To the altar by which it was established the Christian family ever returns to re-enkindle its ideals and to refresh its spirit. Through active participation in the sacred mysteries of our religion, the Christian family drinks deeply of the primary and indispensable source of the true Christian spirit. From Sunday family Mass to Sunday family Mass each member amasses his victim offering to be made in the sacrifice — little acts of self-denial and nickels saved for Sunday envelope offerings. Saturday is a day of preparation for Sunday Mass, when Dad can read over the Mass text with the family all contributing to the discussion in which each seeks the lesson of life taught for their family in this Sunday's sacrifice.
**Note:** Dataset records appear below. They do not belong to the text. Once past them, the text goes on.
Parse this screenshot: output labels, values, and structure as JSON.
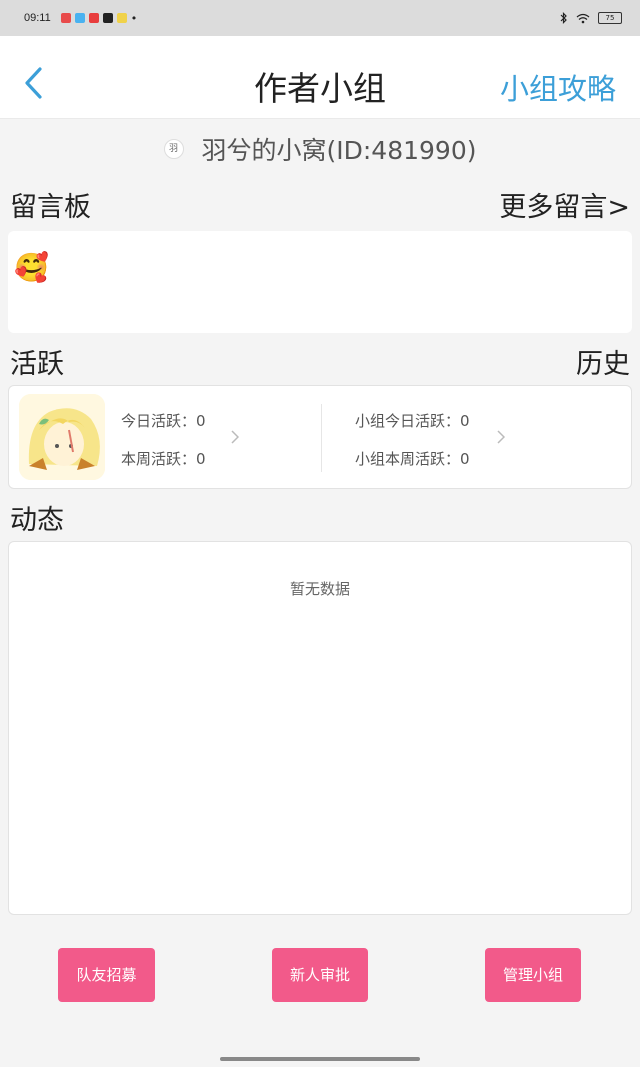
{
  "status_bar": {
    "time": "09:11",
    "battery": "75",
    "dot": "•",
    "app_icons": [
      "#e84b4b",
      "#4ab2f0",
      "#e83d3d",
      "#222222",
      "#f0d24a"
    ]
  },
  "header": {
    "title": "作者小组",
    "guide_link": "小组攻略",
    "accent_color": "#3c9fd8"
  },
  "group": {
    "avatar_text": "羽",
    "name": "羽兮的小窝(ID:481990)"
  },
  "message_board": {
    "title": "留言板",
    "more_link": "更多留言>",
    "messages": [
      "🥰"
    ]
  },
  "activity": {
    "title": "活跃",
    "history_link": "历史",
    "today_label": "今日活跃：0",
    "week_label": "本周活跃：0",
    "group_today_label": "小组今日活跃：0",
    "group_week_label": "小组本周活跃：0"
  },
  "feed": {
    "title": "动态",
    "empty_text": "暂无数据"
  },
  "buttons": {
    "recruit": "队友招募",
    "approve": "新人审批",
    "manage": "管理小组",
    "color": "#f25a8a"
  }
}
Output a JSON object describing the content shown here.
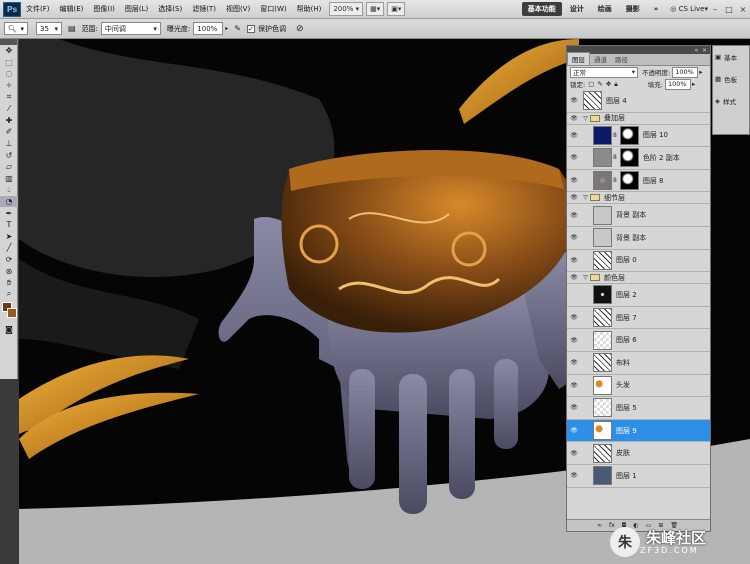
{
  "menubar": {
    "logo": "Ps",
    "menus": [
      "文件(F)",
      "编辑(E)",
      "图像(I)",
      "图层(L)",
      "选择(S)",
      "滤镜(T)",
      "视图(V)",
      "窗口(W)",
      "帮助(H)"
    ],
    "zoom": "200%",
    "workspaces": [
      "基本功能",
      "设计",
      "绘画",
      "摄影"
    ],
    "active_workspace": "基本功能",
    "cslive": "CS Live"
  },
  "options": {
    "brush_size": "35",
    "range_label": "范围:",
    "range_value": "中间调",
    "exposure_label": "曝光度:",
    "exposure_value": "100%",
    "protect_tones_label": "保护色调",
    "protect_tones_checked": true
  },
  "colors": {
    "foreground": "#6a3a10",
    "background": "#9a5a1a",
    "selection": "#2e8fe8"
  },
  "layers_panel": {
    "tabs": [
      "图层",
      "通道",
      "路径"
    ],
    "active_tab": "图层",
    "blend_mode": "正常",
    "opacity_label": "不透明度:",
    "opacity": "100%",
    "lock_label": "锁定:",
    "fill_label": "填充:",
    "fill": "100%",
    "layers": [
      {
        "kind": "layer",
        "name": "图层 4",
        "visible": true,
        "thumb": "sketch",
        "indent": false
      },
      {
        "kind": "group",
        "name": "叠加层",
        "visible": true
      },
      {
        "kind": "layer",
        "name": "图层 10",
        "visible": true,
        "thumb": "navy",
        "mask": true,
        "indent": true
      },
      {
        "kind": "layer",
        "name": "色阶 2 副本",
        "visible": true,
        "thumb": "gray",
        "mask": true,
        "indent": true
      },
      {
        "kind": "layer",
        "name": "图层 8",
        "visible": true,
        "thumb": "texture",
        "mask": true,
        "indent": true
      },
      {
        "kind": "group",
        "name": "细节层",
        "visible": true
      },
      {
        "kind": "layer",
        "name": "背景 副本",
        "visible": true,
        "thumb": "lightgray",
        "indent": true
      },
      {
        "kind": "layer",
        "name": "背景 副本",
        "visible": true,
        "thumb": "lightgray",
        "indent": true
      },
      {
        "kind": "layer",
        "name": "图层 0",
        "visible": true,
        "thumb": "sketch",
        "indent": true
      },
      {
        "kind": "group",
        "name": "颜色层",
        "visible": true
      },
      {
        "kind": "layer",
        "name": "图层 2",
        "visible": false,
        "thumb": "dark",
        "indent": true
      },
      {
        "kind": "layer",
        "name": "图层 7",
        "visible": true,
        "thumb": "sketch",
        "indent": true
      },
      {
        "kind": "layer",
        "name": "图层 6",
        "visible": true,
        "thumb": "checker",
        "indent": true
      },
      {
        "kind": "layer",
        "name": "布料",
        "visible": true,
        "thumb": "sketch",
        "indent": true
      },
      {
        "kind": "layer",
        "name": "头发",
        "visible": true,
        "thumb": "hair",
        "indent": true
      },
      {
        "kind": "layer",
        "name": "图层 5",
        "visible": true,
        "thumb": "checker",
        "indent": true
      },
      {
        "kind": "layer",
        "name": "图层 9",
        "visible": true,
        "thumb": "hair",
        "indent": true,
        "selected": true
      },
      {
        "kind": "layer",
        "name": "皮肤",
        "visible": true,
        "thumb": "sketch",
        "indent": true
      },
      {
        "kind": "layer",
        "name": "图层 1",
        "visible": true,
        "thumb": "slate",
        "indent": true
      }
    ]
  },
  "dock": {
    "items": [
      "基本",
      "色板",
      "样式"
    ]
  },
  "watermark": {
    "logo": "朱",
    "title": "朱峰社区",
    "site": "ZF3D.COM"
  }
}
As far as it is possible to them they make the parish Mass their Mass, assisting as a family and by choice in the Parish High Mass, lifting their minds and hearts and voices together in praise and sacrifice and eating together at the banquet table of the Lord of the Bread that is sacrament of love, bond of unity and pledge of peace. This is their food for the way of sacrifice walked through the week, when all cannot assist at Holy Mass daily; though where it is possible, one family representative is present at the altar each day. In the Eucharist the bond of unity in the Christian family is strengthened and its sacrificial spirit nourished.

Crucifix, Hub of Home

In the Church it is the altar with its Victim that is the hub about which Christian family life revolves, while in the Catholic home it is the Cross of Christ which is the ever present reminder of the spirit of this house. With the growth of the Christlike family spirit in this our day, many young husbands sanctify a new home or a new apartment by leading their families across the threshold and through the rooms with the Cross of Christ in their hands. Before anything else the family Cross is placed in its honored corner. From the wood of the Cross Christ reigns over the household, presides over the family prayer, strengthens in time of family trial, rejoices in time of family feast, is a pillar of strength in time of family sorrow, at all times teaches the lesson of family sacrifice. Wise those parents who build their homes upon the solid foundation of the altar, for though rains fall and floods come and winds blow, their homes will not fall because they are founded on rock, and the rock is Christ. Happy those children who live in homes built about the Cross, where the Cross upholds the rooftree with its arms stretching to bind the walls together, where from this throne Christ teaches His daily lesson to parents and children alike: Sanctity is success and the Cross is the way to both.